MATH Seminar: “A One-Dimensional Probabilistic Packing Problem,” Gökhan Yıldırım, SA-Z18, 2PM October 7 (EN)

Dear Colleagues and Students,

You are cordially invited to the Analysis Seminar organized by the Department of Mathematics.

Speaker: Gökhan Yıldırım (Bilkent)

“A one-dimensional probabilistic packing problem”

Abstract: Consider n molecules lined up in a row. From among the n – k + 1 nearest neighbor k-tuples, we select one uniformly randomly and bond the k molecules together. Then from the remaining nearest neighbor k-tuples, we select one uniformly randomly and bond the k molecules together. We continue this way until there are no nearest-neighbor k-tuples left.

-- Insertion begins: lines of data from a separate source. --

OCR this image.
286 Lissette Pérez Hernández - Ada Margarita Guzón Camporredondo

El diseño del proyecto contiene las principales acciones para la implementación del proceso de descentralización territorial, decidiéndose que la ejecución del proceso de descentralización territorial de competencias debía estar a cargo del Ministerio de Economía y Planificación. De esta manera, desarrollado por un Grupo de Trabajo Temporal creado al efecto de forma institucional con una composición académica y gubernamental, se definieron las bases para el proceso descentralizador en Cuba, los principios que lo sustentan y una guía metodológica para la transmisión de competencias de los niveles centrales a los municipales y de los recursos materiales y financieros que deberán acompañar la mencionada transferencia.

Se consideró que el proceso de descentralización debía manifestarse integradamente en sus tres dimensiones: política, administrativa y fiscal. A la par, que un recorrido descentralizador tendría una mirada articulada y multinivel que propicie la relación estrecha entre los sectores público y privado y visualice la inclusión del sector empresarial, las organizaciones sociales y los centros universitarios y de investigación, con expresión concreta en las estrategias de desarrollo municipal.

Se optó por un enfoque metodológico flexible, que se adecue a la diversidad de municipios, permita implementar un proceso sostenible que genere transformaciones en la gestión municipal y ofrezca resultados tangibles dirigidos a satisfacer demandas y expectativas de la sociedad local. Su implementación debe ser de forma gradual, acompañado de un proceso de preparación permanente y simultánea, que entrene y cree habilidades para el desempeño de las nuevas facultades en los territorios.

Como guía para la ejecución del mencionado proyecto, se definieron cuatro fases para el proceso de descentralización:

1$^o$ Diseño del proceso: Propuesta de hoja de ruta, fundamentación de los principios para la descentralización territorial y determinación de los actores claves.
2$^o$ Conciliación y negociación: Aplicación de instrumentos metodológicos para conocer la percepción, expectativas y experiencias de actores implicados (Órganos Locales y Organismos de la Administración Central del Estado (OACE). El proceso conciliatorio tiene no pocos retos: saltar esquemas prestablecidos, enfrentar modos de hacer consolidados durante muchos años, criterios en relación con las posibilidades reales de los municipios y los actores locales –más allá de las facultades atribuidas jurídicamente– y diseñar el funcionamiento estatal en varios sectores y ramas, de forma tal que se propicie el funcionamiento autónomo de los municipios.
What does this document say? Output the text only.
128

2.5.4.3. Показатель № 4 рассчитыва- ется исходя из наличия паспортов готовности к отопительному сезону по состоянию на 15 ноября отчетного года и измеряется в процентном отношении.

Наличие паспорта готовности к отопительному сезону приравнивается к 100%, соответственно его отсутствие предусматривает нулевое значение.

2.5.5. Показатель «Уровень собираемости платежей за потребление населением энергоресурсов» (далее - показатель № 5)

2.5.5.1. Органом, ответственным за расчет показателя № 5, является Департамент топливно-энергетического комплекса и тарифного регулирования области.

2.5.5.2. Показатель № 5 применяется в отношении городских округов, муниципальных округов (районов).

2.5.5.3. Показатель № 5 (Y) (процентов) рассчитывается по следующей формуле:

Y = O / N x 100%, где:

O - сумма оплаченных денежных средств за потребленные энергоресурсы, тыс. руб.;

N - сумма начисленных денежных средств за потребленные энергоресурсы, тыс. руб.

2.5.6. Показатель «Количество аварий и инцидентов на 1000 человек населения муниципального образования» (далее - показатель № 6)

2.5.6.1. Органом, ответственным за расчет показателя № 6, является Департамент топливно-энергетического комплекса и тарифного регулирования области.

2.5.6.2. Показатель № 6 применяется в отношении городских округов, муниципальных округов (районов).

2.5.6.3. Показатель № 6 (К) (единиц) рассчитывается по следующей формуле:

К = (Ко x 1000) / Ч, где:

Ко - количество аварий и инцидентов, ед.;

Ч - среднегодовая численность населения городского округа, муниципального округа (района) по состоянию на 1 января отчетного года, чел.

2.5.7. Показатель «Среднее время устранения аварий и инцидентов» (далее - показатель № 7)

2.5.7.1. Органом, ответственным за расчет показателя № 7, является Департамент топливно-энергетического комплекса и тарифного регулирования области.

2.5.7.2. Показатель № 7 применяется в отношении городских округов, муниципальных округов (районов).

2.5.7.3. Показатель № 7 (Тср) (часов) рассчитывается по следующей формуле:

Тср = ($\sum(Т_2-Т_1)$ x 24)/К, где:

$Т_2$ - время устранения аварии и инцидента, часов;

Let M(n;k) denote the random variable that counts the number of bonded molecules, and let E[M(n;k)] denote the the expected value of M(n;k).

I will present the proof of the following result by R. G. Pinsky [1]:

E(M(n;k))/n converges to an explicit constant p(k) as n tends to infinity.

The result for k = 2 goes back to an article in 1939 by Paul Flory, 1974 Nobel Laureate in Chemistry.

Some open problems will be discussed at the end of the talk.

[1] R. G. Pinsky. Problems from the Discrete to the Continuous-Probability, Number Theory, Graph Theory, and Combinatorics, Springer.